Impact Puerto Rico: scarce supplies. (WPEC)

Right now there are people in Puerto Rico searching for water in the mountains and living with limited supplies.

With no car, no public transportation and a one hour commute to a grocery store, it's nearly impossible to get supplies on their own. Instead, people are getting by with the help of volunteer organizations.

"Here we are again and as you can see it's still devastated," said Rafael Villanueva, member of Lions Club Multiple District 51.

Villanueva and his fellow lion's club members traveled to a central mountain town of Utuado.

It is their third visit since Hurricane Maria devastated the island.

“Here it's been four months and you see that it's like it happened two or three weeks ago," Villanueva said.

Villanueva, who was in the military and served during hurricane Andrew in South Florida in 1992 , said the response just hasn't been the same.

"I mean homestead in two months’ time everything was back to normal like we did all the school we did all the churches kids back in school," Villanueva said.

“We are not by any means in the recovery mode yet.
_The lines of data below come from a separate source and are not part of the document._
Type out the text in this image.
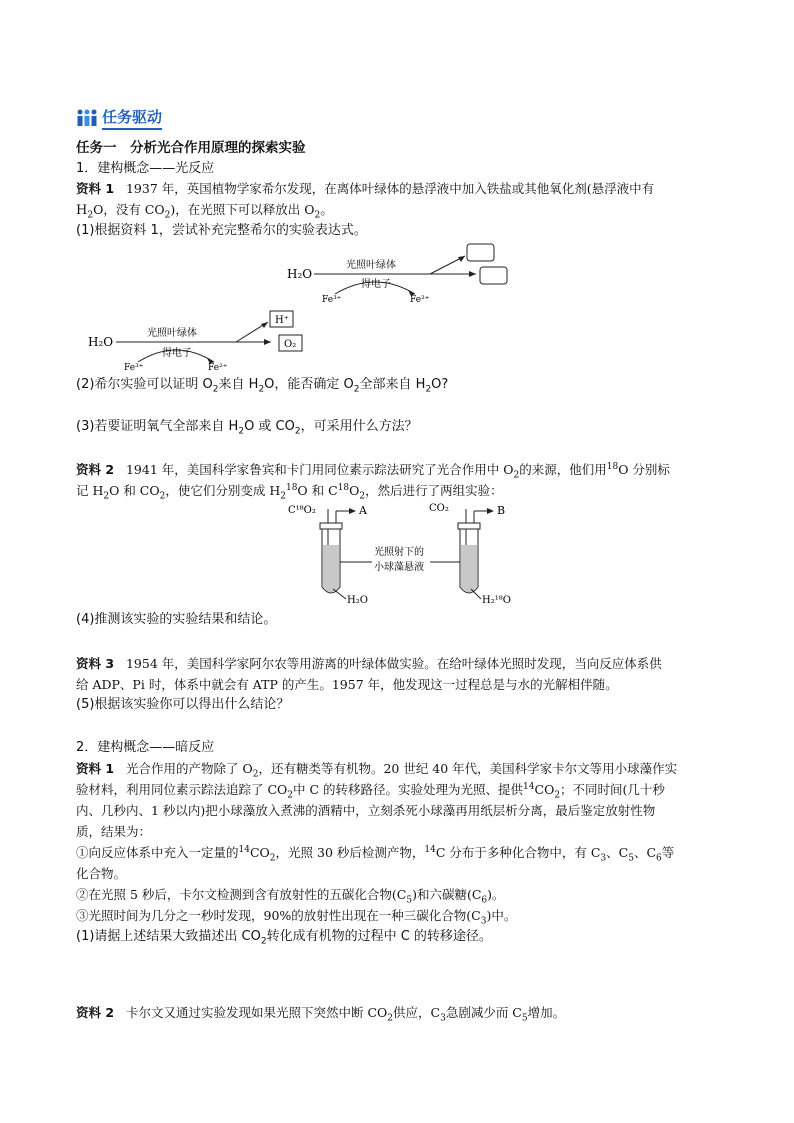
任务驱动
任务一　分析光合作用原理的探索实验
1．建构概念——光反应
资料 1 1937 年，英国植物学家希尔发现，在离体叶绿体的悬浮液中加入铁盐或其他氧化剂(悬浮液中有
$H_2O$，没有 $CO_2$)，在光照下可以释放出 $O_2$。
(1)根据资料 1，尝试补充完整希尔的实验表达式。
H₂O
光照叶绿体
得电子
Fe³⁺	Fe²⁺
H₂O
光照叶绿体
得电子
Fe³⁺	Fe²⁺
H⁺
O₂
(2)希尔实验可以证明 $O_2$来自 $H_2O$，能否确定 $O_2$全部来自 $H_2O$?
(3)若要证明氧气全部来自 $H_2O$ 或 $CO_2$，可采用什么方法？
资料 2 1941 年，美国科学家鲁宾和卡门用同位素示踪法研究了光合作用中 $O_2$的来源，他们用$^{18}$O 分别标
记 $H_2O$ 和 $CO_2$，使它们分别变成 $H_2^{18}O$ 和 $C^{18}O_2$，然后进行了两组实验：
C¹⁸O₂	A
H₂O
CO₂	B
H₂¹⁸O
光照射下的
小球藻悬液
(4)推测该实验的实验结果和结论。
资料 3 1954 年，美国科学家阿尔农等用游离的叶绿体做实验。在给叶绿体光照时发现，当向反应体系供
给 ADP、Pi 时，体系中就会有 ATP 的产生。1957 年，他发现这一过程总是与水的光解相伴随。
(5)根据该实验你可以得出什么结论？
2．建构概念——暗反应
资料 1 光合作用的产物除了 $O_2$，还有糖类等有机物。20 世纪 40 年代，美国科学家卡尔文等用小球藻作实
验材料，利用同位素示踪法追踪了 $CO_2$中 C 的转移路径。实验处理为光照、提供$^{14}CO_2$；不同时间(几十秒
内、几秒内、1 秒以内)把小球藻放入煮沸的酒精中，立刻杀死小球藻再用纸层析分离，最后鉴定放射性物
质，结果为：
①向反应体系中充入一定量的$^{14}CO_2$，光照 30 秒后检测产物，$^{14}$C 分布于多种化合物中，有 $C_3$、$C_5$、$C_6$等
化合物。
②在光照 5 秒后，卡尔文检测到含有放射性的五碳化合物$(C_5)$和六碳糖$(C_6)$。
③光照时间为几分之一秒时发现，90%的放射性出现在一种三碳化合物$(C_3)$中。
(1)请据上述结果大致描述出 $CO_2$转化成有机物的过程中 C 的转移途径。
资料 2 卡尔文又通过实验发现如果光照下突然中断 $CO_2$供应，$C_3$急剧减少而 $C_5$增加。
We still need to supply a lot of things to people here," said Mariam Vazquez, Immediate Past Council Chair for the Lions Club Multiple District 51.

Lions Club International Foundation recently awarded a $100,000 grant for his group to help with relief efforts.

They are working with FEMA, handing out portable gas stoves, water, groceries and even toys for elementary school kids who are living without power and water.

The unexpected surprise on their way home brought joy to the bus driver.

"I am glad to see people are still giving," said Angelica Corrlaliza.

Giving because they care.

“There needs to be a lot of encouragement from the heart as well," said Vazquez.

And helping build confidence in those with little expectations for the future.

“It's going to take time but we got to have patience. Rome wasn't built in a day. Puerto Rico isn't going to build this six months," Villanueva said.